I had clocks going off all around me in my laboratory decades, and never wore a watch outside of work, except that I did have an alarm clock.
Time passed, I stopped with lab work, and my love of jewelry took over, and I've had watches that I wear since. Nothing very fancy, and I wear them rarely now. One of them is somewhat tasteful though from a thrift store, and the other is a man's Fossil, a big clunker that feels good on the wrist though probably looks garish. I don't care.
I don't use my cell phone to tell time.
I had a great pocket watch, my grandfather's, but it was stolen by one of two cokeheads that were either my business partner at the time's son, or the director of the theater group we sublet to. Anyway, that watch would have been too interesting and attractive to use anyway, unless I lived and covorted in some luxe locale.
@tsarstepan,
I couldn't wear an expandable metal band either. Mine is nylon with velcro closure. Installation is a piece of cake, too. Tell the chick at the jewelry counter in walmart that you will buy the band if she can get it on the watch.
So, how does the cell phone stand up to being laundered?

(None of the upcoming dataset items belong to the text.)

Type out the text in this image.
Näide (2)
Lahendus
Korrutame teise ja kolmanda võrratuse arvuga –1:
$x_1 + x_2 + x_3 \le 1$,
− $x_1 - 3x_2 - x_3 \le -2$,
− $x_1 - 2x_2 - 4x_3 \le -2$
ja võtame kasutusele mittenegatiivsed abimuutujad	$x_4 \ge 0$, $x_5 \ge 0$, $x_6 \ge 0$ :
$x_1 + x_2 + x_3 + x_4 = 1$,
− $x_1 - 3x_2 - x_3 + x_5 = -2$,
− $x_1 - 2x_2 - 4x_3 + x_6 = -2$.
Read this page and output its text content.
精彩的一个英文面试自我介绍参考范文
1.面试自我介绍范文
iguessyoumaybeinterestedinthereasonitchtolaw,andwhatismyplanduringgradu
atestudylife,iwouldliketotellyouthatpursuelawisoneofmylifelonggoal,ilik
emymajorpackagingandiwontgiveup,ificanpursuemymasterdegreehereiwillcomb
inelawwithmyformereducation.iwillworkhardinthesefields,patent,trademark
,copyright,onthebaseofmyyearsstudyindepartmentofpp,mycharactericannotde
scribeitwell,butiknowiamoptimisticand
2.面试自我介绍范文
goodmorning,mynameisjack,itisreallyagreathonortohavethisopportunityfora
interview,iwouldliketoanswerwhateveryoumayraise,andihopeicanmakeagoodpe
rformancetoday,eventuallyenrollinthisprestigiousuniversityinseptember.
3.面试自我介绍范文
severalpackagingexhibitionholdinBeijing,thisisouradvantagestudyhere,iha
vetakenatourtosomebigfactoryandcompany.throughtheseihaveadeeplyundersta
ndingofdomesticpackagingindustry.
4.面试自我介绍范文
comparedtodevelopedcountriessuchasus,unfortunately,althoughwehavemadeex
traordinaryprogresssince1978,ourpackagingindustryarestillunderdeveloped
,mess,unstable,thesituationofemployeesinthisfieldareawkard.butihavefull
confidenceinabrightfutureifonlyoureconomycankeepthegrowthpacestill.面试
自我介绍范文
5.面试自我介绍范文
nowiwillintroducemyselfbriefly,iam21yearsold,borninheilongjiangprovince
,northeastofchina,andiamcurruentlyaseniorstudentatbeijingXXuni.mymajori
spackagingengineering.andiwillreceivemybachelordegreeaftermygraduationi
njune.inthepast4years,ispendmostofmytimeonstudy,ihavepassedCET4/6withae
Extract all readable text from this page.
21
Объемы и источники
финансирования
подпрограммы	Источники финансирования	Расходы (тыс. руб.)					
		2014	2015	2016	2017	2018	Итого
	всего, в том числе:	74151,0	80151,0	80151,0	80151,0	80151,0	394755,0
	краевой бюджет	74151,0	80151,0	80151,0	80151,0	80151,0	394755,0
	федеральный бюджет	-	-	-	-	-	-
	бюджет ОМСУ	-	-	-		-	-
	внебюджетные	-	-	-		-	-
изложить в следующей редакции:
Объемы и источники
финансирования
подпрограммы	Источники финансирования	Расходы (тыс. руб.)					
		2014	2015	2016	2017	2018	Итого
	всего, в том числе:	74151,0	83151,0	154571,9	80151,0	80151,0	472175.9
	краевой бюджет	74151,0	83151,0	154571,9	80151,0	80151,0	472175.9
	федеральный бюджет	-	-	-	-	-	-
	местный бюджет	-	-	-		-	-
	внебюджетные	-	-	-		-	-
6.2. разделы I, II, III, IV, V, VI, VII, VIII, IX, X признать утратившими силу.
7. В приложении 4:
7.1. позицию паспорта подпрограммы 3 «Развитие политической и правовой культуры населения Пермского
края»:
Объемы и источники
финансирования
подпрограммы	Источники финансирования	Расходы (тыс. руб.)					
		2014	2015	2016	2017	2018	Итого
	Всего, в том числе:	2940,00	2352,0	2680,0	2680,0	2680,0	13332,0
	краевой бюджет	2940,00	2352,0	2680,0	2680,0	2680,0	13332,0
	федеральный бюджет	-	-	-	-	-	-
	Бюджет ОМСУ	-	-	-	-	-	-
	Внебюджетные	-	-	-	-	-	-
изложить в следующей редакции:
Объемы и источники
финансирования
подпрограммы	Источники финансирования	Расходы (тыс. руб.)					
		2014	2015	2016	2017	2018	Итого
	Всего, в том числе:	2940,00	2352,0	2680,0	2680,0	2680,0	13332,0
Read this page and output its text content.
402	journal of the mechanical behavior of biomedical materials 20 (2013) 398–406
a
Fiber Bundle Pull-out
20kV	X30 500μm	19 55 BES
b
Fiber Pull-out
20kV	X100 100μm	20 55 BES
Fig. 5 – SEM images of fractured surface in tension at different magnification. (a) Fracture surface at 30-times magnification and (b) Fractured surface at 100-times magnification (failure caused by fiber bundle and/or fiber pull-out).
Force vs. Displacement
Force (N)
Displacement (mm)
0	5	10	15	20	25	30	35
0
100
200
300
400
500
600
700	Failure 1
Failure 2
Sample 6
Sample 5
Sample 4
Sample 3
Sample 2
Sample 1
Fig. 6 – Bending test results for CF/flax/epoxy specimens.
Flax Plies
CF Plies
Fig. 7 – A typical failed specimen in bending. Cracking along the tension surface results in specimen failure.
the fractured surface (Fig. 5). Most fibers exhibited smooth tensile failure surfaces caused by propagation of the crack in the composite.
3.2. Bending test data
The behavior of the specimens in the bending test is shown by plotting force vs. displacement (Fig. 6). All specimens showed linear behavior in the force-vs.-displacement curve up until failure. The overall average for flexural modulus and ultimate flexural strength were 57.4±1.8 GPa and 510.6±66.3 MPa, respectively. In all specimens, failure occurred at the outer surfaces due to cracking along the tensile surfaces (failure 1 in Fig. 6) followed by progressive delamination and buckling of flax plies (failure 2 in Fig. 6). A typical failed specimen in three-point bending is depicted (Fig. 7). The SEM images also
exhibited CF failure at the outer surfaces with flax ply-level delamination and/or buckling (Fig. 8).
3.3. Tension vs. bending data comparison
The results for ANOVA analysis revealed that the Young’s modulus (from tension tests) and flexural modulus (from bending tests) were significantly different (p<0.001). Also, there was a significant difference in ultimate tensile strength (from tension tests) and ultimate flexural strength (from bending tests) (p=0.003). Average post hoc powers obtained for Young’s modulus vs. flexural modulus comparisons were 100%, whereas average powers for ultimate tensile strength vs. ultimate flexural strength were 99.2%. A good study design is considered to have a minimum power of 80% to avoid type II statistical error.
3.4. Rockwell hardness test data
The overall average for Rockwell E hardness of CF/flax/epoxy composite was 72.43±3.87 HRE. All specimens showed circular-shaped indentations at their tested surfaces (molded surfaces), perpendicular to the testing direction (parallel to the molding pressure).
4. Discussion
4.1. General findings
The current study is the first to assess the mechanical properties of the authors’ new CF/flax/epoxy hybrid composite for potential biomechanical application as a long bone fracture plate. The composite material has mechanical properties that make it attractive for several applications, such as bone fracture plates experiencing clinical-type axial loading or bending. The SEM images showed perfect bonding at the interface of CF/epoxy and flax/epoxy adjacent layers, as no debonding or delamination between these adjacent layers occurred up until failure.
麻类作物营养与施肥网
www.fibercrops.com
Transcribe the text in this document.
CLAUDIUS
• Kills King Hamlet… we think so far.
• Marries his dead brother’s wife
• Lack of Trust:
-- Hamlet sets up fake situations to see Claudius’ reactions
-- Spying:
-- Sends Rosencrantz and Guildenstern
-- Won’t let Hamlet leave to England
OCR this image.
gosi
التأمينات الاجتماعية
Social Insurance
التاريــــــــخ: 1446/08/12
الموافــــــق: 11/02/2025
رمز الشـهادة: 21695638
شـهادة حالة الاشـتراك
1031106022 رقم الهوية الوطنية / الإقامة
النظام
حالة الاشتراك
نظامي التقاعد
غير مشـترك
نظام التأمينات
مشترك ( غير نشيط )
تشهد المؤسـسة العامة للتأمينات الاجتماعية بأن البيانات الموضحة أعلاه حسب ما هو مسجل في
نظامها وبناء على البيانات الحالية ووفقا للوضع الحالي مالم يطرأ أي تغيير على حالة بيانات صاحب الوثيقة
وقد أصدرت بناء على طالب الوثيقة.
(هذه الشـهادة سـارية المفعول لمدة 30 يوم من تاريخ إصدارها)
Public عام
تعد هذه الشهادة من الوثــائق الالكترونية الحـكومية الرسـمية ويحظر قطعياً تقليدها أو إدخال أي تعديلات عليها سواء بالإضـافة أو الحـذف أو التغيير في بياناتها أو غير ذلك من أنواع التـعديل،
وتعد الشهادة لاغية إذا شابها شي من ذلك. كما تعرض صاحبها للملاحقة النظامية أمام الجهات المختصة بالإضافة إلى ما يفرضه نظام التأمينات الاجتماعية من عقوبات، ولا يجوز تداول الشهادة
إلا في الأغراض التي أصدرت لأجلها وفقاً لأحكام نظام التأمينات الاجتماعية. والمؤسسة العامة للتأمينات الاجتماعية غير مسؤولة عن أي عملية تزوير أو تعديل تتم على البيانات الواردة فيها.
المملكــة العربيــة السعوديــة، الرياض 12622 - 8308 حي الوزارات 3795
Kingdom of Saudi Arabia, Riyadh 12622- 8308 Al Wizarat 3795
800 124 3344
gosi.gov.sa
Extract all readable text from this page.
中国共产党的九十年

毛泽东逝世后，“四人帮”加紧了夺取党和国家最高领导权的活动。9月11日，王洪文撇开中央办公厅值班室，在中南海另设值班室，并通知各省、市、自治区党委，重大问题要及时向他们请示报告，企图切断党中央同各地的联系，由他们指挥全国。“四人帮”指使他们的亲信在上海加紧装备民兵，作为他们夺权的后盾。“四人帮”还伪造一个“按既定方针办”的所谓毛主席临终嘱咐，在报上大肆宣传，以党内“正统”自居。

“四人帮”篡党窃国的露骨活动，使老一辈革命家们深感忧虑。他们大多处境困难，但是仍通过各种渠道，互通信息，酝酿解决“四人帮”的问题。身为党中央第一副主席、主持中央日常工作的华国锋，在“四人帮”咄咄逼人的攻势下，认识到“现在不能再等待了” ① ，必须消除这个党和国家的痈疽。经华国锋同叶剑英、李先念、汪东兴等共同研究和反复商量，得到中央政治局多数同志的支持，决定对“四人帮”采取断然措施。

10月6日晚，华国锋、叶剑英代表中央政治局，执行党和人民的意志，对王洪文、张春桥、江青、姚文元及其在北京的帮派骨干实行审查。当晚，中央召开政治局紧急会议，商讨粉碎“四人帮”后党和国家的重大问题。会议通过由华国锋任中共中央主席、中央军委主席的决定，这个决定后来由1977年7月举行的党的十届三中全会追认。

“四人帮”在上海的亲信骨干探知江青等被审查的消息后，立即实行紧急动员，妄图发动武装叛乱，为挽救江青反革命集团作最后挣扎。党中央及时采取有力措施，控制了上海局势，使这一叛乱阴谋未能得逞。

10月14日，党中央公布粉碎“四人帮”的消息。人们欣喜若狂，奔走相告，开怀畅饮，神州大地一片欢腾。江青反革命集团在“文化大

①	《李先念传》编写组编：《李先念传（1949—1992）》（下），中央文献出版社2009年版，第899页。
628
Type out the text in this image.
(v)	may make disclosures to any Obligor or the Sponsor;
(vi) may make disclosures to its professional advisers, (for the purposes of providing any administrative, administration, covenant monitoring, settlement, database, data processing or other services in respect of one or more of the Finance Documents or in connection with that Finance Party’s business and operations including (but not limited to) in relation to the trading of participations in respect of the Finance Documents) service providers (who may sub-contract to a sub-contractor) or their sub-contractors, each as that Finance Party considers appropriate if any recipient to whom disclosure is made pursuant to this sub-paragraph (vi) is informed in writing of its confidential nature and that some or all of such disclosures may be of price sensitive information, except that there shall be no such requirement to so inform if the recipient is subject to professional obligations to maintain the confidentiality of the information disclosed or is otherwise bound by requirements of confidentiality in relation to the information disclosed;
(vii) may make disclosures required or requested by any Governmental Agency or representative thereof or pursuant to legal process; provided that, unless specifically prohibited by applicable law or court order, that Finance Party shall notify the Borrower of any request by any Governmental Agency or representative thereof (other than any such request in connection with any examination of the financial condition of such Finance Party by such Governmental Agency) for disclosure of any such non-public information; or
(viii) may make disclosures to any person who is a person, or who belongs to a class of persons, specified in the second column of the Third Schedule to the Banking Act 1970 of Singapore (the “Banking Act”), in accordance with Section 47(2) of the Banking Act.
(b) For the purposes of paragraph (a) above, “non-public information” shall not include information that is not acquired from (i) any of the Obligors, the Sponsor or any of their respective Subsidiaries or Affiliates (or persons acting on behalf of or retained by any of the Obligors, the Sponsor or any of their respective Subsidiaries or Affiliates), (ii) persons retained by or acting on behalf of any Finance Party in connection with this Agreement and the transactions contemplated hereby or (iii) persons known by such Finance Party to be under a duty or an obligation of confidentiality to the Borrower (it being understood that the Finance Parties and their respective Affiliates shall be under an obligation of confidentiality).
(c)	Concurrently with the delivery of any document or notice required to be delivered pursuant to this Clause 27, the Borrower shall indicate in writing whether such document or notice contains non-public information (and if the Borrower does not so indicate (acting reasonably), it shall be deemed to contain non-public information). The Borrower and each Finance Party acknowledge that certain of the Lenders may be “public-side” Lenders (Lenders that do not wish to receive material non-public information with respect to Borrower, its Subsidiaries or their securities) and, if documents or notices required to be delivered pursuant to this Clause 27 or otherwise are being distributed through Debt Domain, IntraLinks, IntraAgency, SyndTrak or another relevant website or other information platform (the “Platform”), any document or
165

Just curious.
@ossobuco,
As for alarm clocks, I'm happy that my cell phone makes a great alarm clock as well with it's 5 alarm settings (2 set for weekday mornings; 1 set for weekend mornings, and a couple of miscellaneous settings that change when I need to remind myself of certain appointments happening that day).
My two morning alarms are Debussy's Suite Berganasque:
Prelude and
Clair de lune.
@roger,
I can tell you I probably get better cell phone coverage in the washing machine then I do at work. Those b@stards at T-Mobile!!
Been lucky with my cell phone and its lack of washing machine placement... so far!
@tsarstepan,
Neat!
(I've been using "neat!" lately, a word from the early sixties. I suppose I'm regressing.)
For some unknown reason I have always hated "clair de lune."
@realjohnboy,
realjohnboy wrote:
For some unknown reason I have always hated "clair de lune."
I feel the same way about everything Tchaikovsky composed.
@dyslexia,
Even the wonderfully bombastic 1812 Overture?
@tsarstepan,
tsarstepan wrote:
Even the wonderfully bombastic 1812 Overture?
worst piece of trite noise making I ever heard. Sleeping Beauty is tolerable.
I played tympani in high school. I had long blond hair which I swirled about while pounding away during the 1812. I was quite the poseur. There ain't no tympani part in "clair de lune."
@realjohnboy,
My boss used the 1812 at 5 a.m. to get back at his neighbors, since they wouldn't shut up when he called as he was writing a paper at two a.m.....
@dyslexia,
dyslexia wrote:
worst piece of trite noise making I ever heard. Sleeping Beauty is tolerable.
That's kind of like saying Shakespeare's writing was filled with cliches, though. They weren't when he wrote them.